Im Unterschied zum Singhammer-Papier wird aber ein Ausbau der statistischen Erfassung abgelehnt, um Rückschlüsse auf den Einzelfall im Interesse der Schwangeren zu vermeiden. Auch soll die Beratung "ergebnisoffen" sein, was ebenfalls eine Abkehr von den Vorstellungen Singhammers darstellt, die Schwangerschaft möglichst fortzusetzen.

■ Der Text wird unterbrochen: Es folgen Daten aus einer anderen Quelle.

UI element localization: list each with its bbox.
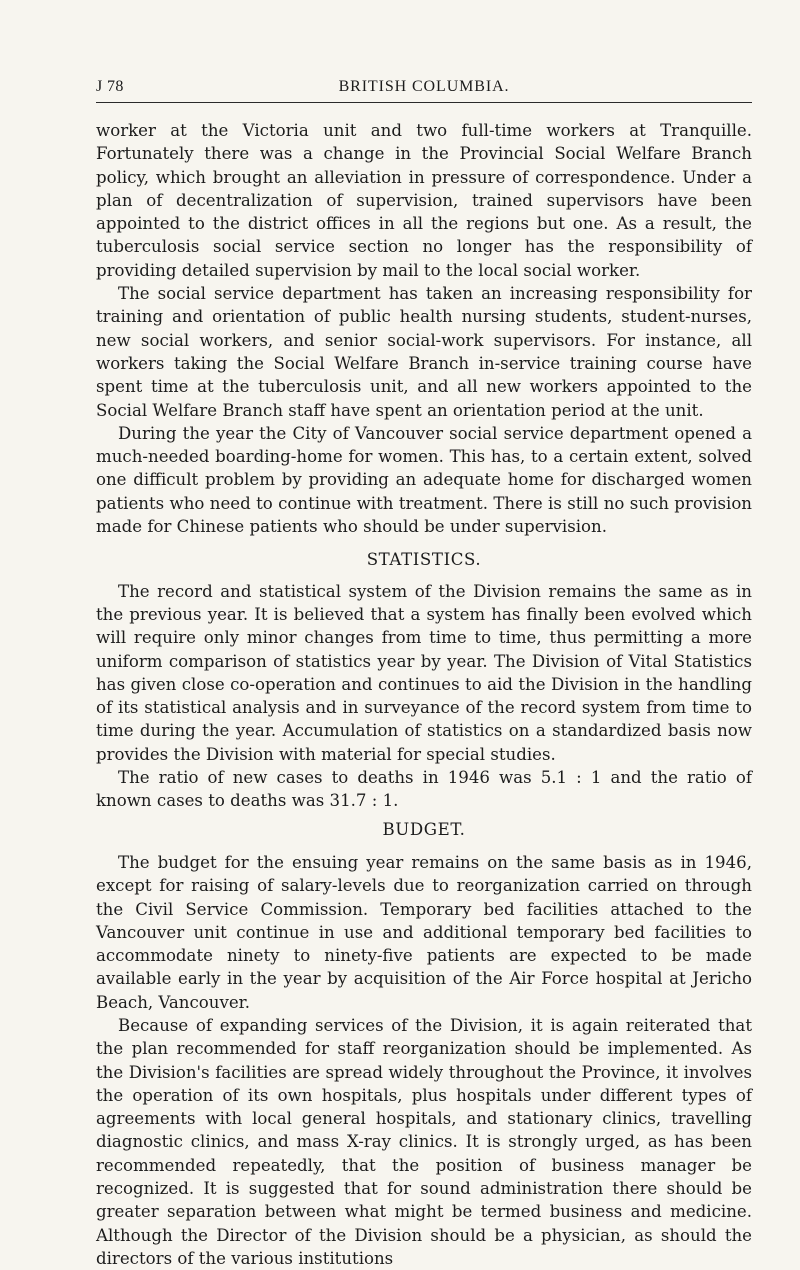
page-header [96,78,752,100]
body-text [96,119,752,1270]
page-number: J 78 [96,78,124,95]
paragraph-record-system: The record and statistical system of the Division remains the same as in the previous year. It is believed that a system has finally been evolved which will require only minor changes from time to time, thus permitting a more uniform comparison of statistics year by year. The Division of Vital Statistics has given close co-operation and continues to aid the Division in the handling of its statistical analysis and in surveyance of the record system from time to time during the year. Accumulation of statistics on a standardized basis now provides the Division with material for special studies. [96,581,752,764]
running-title: BRITISH COLUMBIA. [338,78,510,95]
paragraph-training: The social service department has taken an increasing responsibility for training and orientation of public health nursing students, student-nurses, new social workers, and senior social-work supervisors. For instance, all workers taking the Social Welfare Branch in-service training course have spent time at the tuberculosis unit, and all new workers appointed to the Social Welfare Branch staff have spent an orientation period at the unit. [96,284,752,420]
paragraph-budget: The budget for the ensuing year remains on the same basis as in 1946, except for raising of salary-levels due to reorganization carried on through the Civil Service Commission. Temporary bed facilities attached to the Vancouver unit continue in use and additional temporary bed facilities to accommodate ninety to ninety-five patients are expected to be made available early in the year by acquisition of the Air Force hospital at Jericho Beach, Vancouver. [96,852,752,1012]
paragraph-boarding-home: During the year the City of Vancouver social service department opened a much-needed boarding-home for women. This has, to a certain extent, solved one difficult problem by providing an adequate home for discharged women patients who need to continue with treatment. There is still no such provision made for Chinese patients who should be under supervision. [96,423,752,537]
paragraph-reorganization: Because of expanding services of the Division, it is again reiterated that the plan recommended for staff reorganization should be implemented. As the Division's facilities are spread widely throughout the Province, it involves the operation of its own hospitals, plus hospitals under different types of agreements with local general hospitals, and stationary clinics, travelling diagnostic clinics, and mass X-ray clinics. It is strongly urged, as has been recommended repeatedly, that the position of business manager be recognized. It is suggested that for sound administration there should be greater separation between what might be termed business and medicine. Although the Director of the Division should be a physician, as should the directors of the various institutions [96,1015,752,1268]
heading-budget: BUDGET. [382,819,466,839]
header-rule [96,102,752,103]
paragraph-continuation: worker at the Victoria unit and two full-time workers at Tranquille. Fortunately there was a change in the Provincial Social Welfare Branch policy, which brought an alleviation in pressure of correspondence. Under a plan of decentralization of supervision, trained supervisors have been appointed to the district offices in all the regions but one. As a result, the tuberculosis social service section no longer has the responsibility of providing detailed supervision by mail to the local social worker. [96,121,752,280]
paragraph-ratio: The ratio of new cases to deaths in 1946 was 5.1 : 1 and the ratio of known cases to deaths was 31.7 : 1. [96,768,752,811]
document-page [96,78,752,1270]
heading-statistics: STATISTICS. [366,550,482,570]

Auch in den Bundestagfraktionen von FDP und Grünen wurde gestern über das Thema Spätabtreibungen diskutiert. Dabei verständigten sich die Liberalen auf einen Entwurf, der auf die Familienpolitikerin Ina Lenke zurückgeht und sich weitgehend an den Unionsplänen orientiert. Allerdings lehnt die FDP verschärfte Geldbußen für die Ärzte ab. Bei den Grünen gibt es zwei stark unterschiedliche Positionen. Während die frauenpolitische Sprecherin, Irmingard Schewe-Gerigk dafür wirbt, möglichst wenig an den Regeln zu ändern, macht sich ihr Fraktionskollege Thilo Hoppe für eine Beratungspflicht nach dem Muster der Union stark. "Es reicht nicht, dass ein Arzt eine Broschüre überreicht."